Incredible on a different level: To film some of Llewyn's many scenes trying to control a housecat, Isaac, who as a kid thought he could communicate with cats by meowing, had to be connected to the feline actors with a wire. I note that this is an experience most people don't have.
"And really they shouldn't," he says, not missing a beat. "I don't recommend it. A cat generally doesn't want to be attached to you by a wire, so it will try to become unattached by whatever means necessary."
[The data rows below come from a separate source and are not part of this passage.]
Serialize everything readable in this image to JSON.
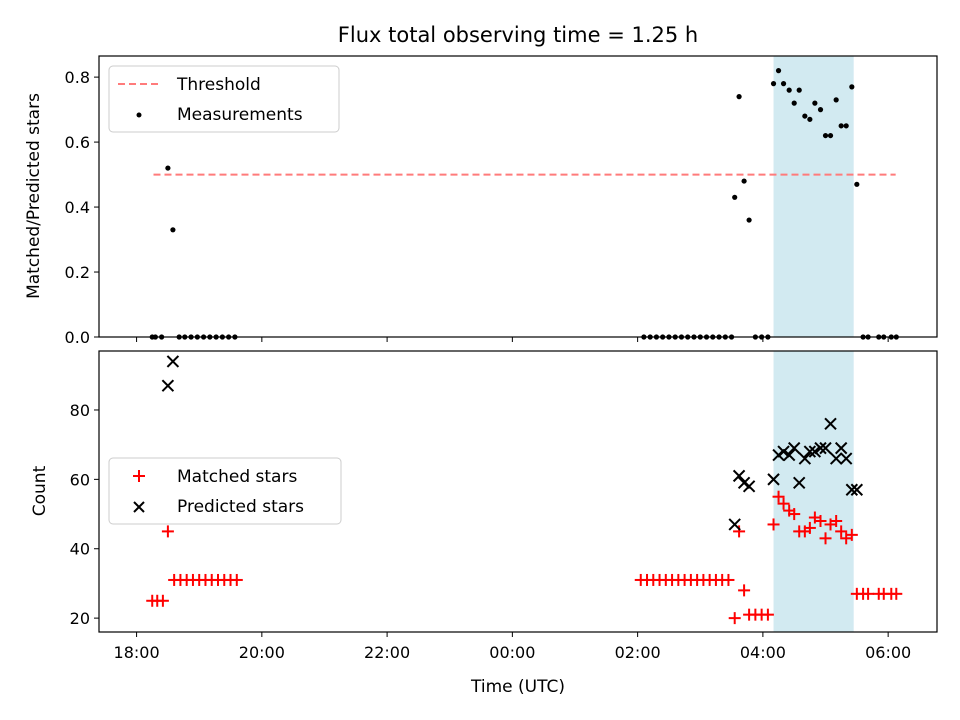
{
  "chart_data": {
    "title": "Flux total observing time = 1.25 h",
    "xlabel": "Time (UTC)",
    "x_unit": "hours since 18:00 UTC",
    "xlim": [
      -0.6,
      12.78
    ],
    "x_ticks": [
      {
        "value": 0,
        "label": "18:00"
      },
      {
        "value": 2,
        "label": "20:00"
      },
      {
        "value": 4,
        "label": "22:00"
      },
      {
        "value": 6,
        "label": "00:00"
      },
      {
        "value": 8,
        "label": "02:00"
      },
      {
        "value": 10,
        "label": "04:00"
      },
      {
        "value": 12,
        "label": "06:00"
      }
    ],
    "highlight_span": [
      10.17,
      11.45
    ],
    "highlight_color": "#add8e6",
    "top": {
      "type": "scatter",
      "ylabel": "Matched/Predicted stars",
      "ylim": [
        0,
        0.865
      ],
      "y_ticks": [
        0,
        0.2,
        0.4,
        0.6,
        0.8
      ],
      "y_tick_labels": [
        "0.0",
        "0.2",
        "0.4",
        "0.6",
        "0.8"
      ],
      "threshold": {
        "name": "Threshold",
        "value": 0.5,
        "x_range": [
          0.27,
          12.12
        ],
        "color": "#ff7b7b"
      },
      "series": [
        {
          "name": "Measurements",
          "color": "#000000",
          "points": [
            [
              0.25,
              0
            ],
            [
              0.3,
              0
            ],
            [
              0.4,
              0
            ],
            [
              0.5,
              0.52
            ],
            [
              0.58,
              0.33
            ],
            [
              0.68,
              0
            ],
            [
              0.77,
              0
            ],
            [
              0.87,
              0
            ],
            [
              0.97,
              0
            ],
            [
              1.07,
              0
            ],
            [
              1.17,
              0
            ],
            [
              1.27,
              0
            ],
            [
              1.37,
              0
            ],
            [
              1.47,
              0
            ],
            [
              1.57,
              0
            ],
            [
              8.1,
              0
            ],
            [
              8.2,
              0
            ],
            [
              8.3,
              0
            ],
            [
              8.4,
              0
            ],
            [
              8.5,
              0
            ],
            [
              8.6,
              0
            ],
            [
              8.7,
              0
            ],
            [
              8.8,
              0
            ],
            [
              8.9,
              0
            ],
            [
              9.0,
              0
            ],
            [
              9.1,
              0
            ],
            [
              9.2,
              0
            ],
            [
              9.3,
              0
            ],
            [
              9.4,
              0
            ],
            [
              9.5,
              0
            ],
            [
              9.55,
              0.43
            ],
            [
              9.62,
              0.74
            ],
            [
              9.7,
              0.48
            ],
            [
              9.78,
              0.36
            ],
            [
              9.88,
              0
            ],
            [
              9.98,
              0
            ],
            [
              10.08,
              0
            ],
            [
              10.17,
              0.78
            ],
            [
              10.25,
              0.82
            ],
            [
              10.33,
              0.78
            ],
            [
              10.42,
              0.76
            ],
            [
              10.5,
              0.72
            ],
            [
              10.58,
              0.76
            ],
            [
              10.67,
              0.68
            ],
            [
              10.75,
              0.67
            ],
            [
              10.83,
              0.72
            ],
            [
              10.92,
              0.7
            ],
            [
              11.0,
              0.62
            ],
            [
              11.08,
              0.62
            ],
            [
              11.17,
              0.73
            ],
            [
              11.25,
              0.65
            ],
            [
              11.33,
              0.65
            ],
            [
              11.42,
              0.77
            ],
            [
              11.5,
              0.47
            ],
            [
              11.6,
              0
            ],
            [
              11.68,
              0
            ],
            [
              11.85,
              0
            ],
            [
              11.93,
              0
            ],
            [
              12.05,
              0
            ],
            [
              12.13,
              0
            ]
          ]
        }
      ],
      "legend": {
        "position": "top-left"
      }
    },
    "bottom": {
      "type": "scatter",
      "ylabel": "Count",
      "ylim": [
        16,
        97
      ],
      "y_ticks": [
        20,
        40,
        60,
        80
      ],
      "y_tick_labels": [
        "20",
        "40",
        "60",
        "80"
      ],
      "series": [
        {
          "name": "Matched stars",
          "marker": "plus",
          "color": "#ff0000",
          "points": [
            [
              0.25,
              25
            ],
            [
              0.33,
              25
            ],
            [
              0.42,
              25
            ],
            [
              0.5,
              45
            ],
            [
              0.6,
              31
            ],
            [
              0.7,
              31
            ],
            [
              0.8,
              31
            ],
            [
              0.9,
              31
            ],
            [
              1.0,
              31
            ],
            [
              1.1,
              31
            ],
            [
              1.2,
              31
            ],
            [
              1.3,
              31
            ],
            [
              1.4,
              31
            ],
            [
              1.5,
              31
            ],
            [
              1.6,
              31
            ],
            [
              8.05,
              31
            ],
            [
              8.15,
              31
            ],
            [
              8.25,
              31
            ],
            [
              8.35,
              31
            ],
            [
              8.45,
              31
            ],
            [
              8.55,
              31
            ],
            [
              8.65,
              31
            ],
            [
              8.75,
              31
            ],
            [
              8.85,
              31
            ],
            [
              8.95,
              31
            ],
            [
              9.05,
              31
            ],
            [
              9.15,
              31
            ],
            [
              9.25,
              31
            ],
            [
              9.35,
              31
            ],
            [
              9.45,
              31
            ],
            [
              9.55,
              20
            ],
            [
              9.62,
              45
            ],
            [
              9.7,
              28
            ],
            [
              9.78,
              21
            ],
            [
              9.88,
              21
            ],
            [
              9.98,
              21
            ],
            [
              10.08,
              21
            ],
            [
              10.17,
              47
            ],
            [
              10.25,
              55
            ],
            [
              10.33,
              53
            ],
            [
              10.42,
              51
            ],
            [
              10.5,
              50
            ],
            [
              10.58,
              45
            ],
            [
              10.67,
              45
            ],
            [
              10.75,
              46
            ],
            [
              10.83,
              49
            ],
            [
              10.92,
              48
            ],
            [
              11.0,
              43
            ],
            [
              11.08,
              47
            ],
            [
              11.17,
              48
            ],
            [
              11.25,
              45
            ],
            [
              11.33,
              43
            ],
            [
              11.42,
              44
            ],
            [
              11.5,
              27
            ],
            [
              11.6,
              27
            ],
            [
              11.68,
              27
            ],
            [
              11.85,
              27
            ],
            [
              11.93,
              27
            ],
            [
              12.05,
              27
            ],
            [
              12.13,
              27
            ]
          ]
        },
        {
          "name": "Predicted stars",
          "marker": "x",
          "color": "#000000",
          "points": [
            [
              0.5,
              87
            ],
            [
              0.58,
              94
            ],
            [
              9.55,
              47
            ],
            [
              9.62,
              61
            ],
            [
              9.7,
              59
            ],
            [
              9.78,
              58
            ],
            [
              10.17,
              60
            ],
            [
              10.25,
              67
            ],
            [
              10.33,
              68
            ],
            [
              10.42,
              67
            ],
            [
              10.5,
              69
            ],
            [
              10.58,
              59
            ],
            [
              10.67,
              66
            ],
            [
              10.75,
              68
            ],
            [
              10.83,
              68
            ],
            [
              10.92,
              69
            ],
            [
              11.0,
              69
            ],
            [
              11.08,
              76
            ],
            [
              11.17,
              66
            ],
            [
              11.25,
              69
            ],
            [
              11.33,
              66
            ],
            [
              11.42,
              57
            ],
            [
              11.5,
              57
            ]
          ]
        }
      ],
      "legend": {
        "position": "center-left"
      }
    }
  }
}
Is there an animal he'd recommend attaching via wire instead?
"A dead one maybe."
On a moment during preparation or filming when he wanted to be a better musician: "That's always the challenge. Never being satisfied. I think that's good. Obviously if you take it too far it becomes perfectionism and it can turn into neuroses, but I think that feeling of, `I feel like it could be better; what work can I do that can make it be deeper and truer?,' that's the constant search for an artist I think."
If he had to choose between the Coens' "Raising Arizona" or "The Big Lebowski": "I'd probably go with `Raising Arizona' just because it's the first one that I saw. And I was like, `What is this weird tone?' It's so funny, yet I feel so weird and sad after it's over. `Lebowski's' a close second."
"Fargo" or "No Country For Old Men"? "Um, I don't know man. I can't really pick between those. It's too hard."
A song he likes on the radio now: "I really like that `Why I Love You,' the Kanye and Jay-Z song. (sings) `I love you so ... duh nuh nuh nuh ... I love you so ...' That song's awesome."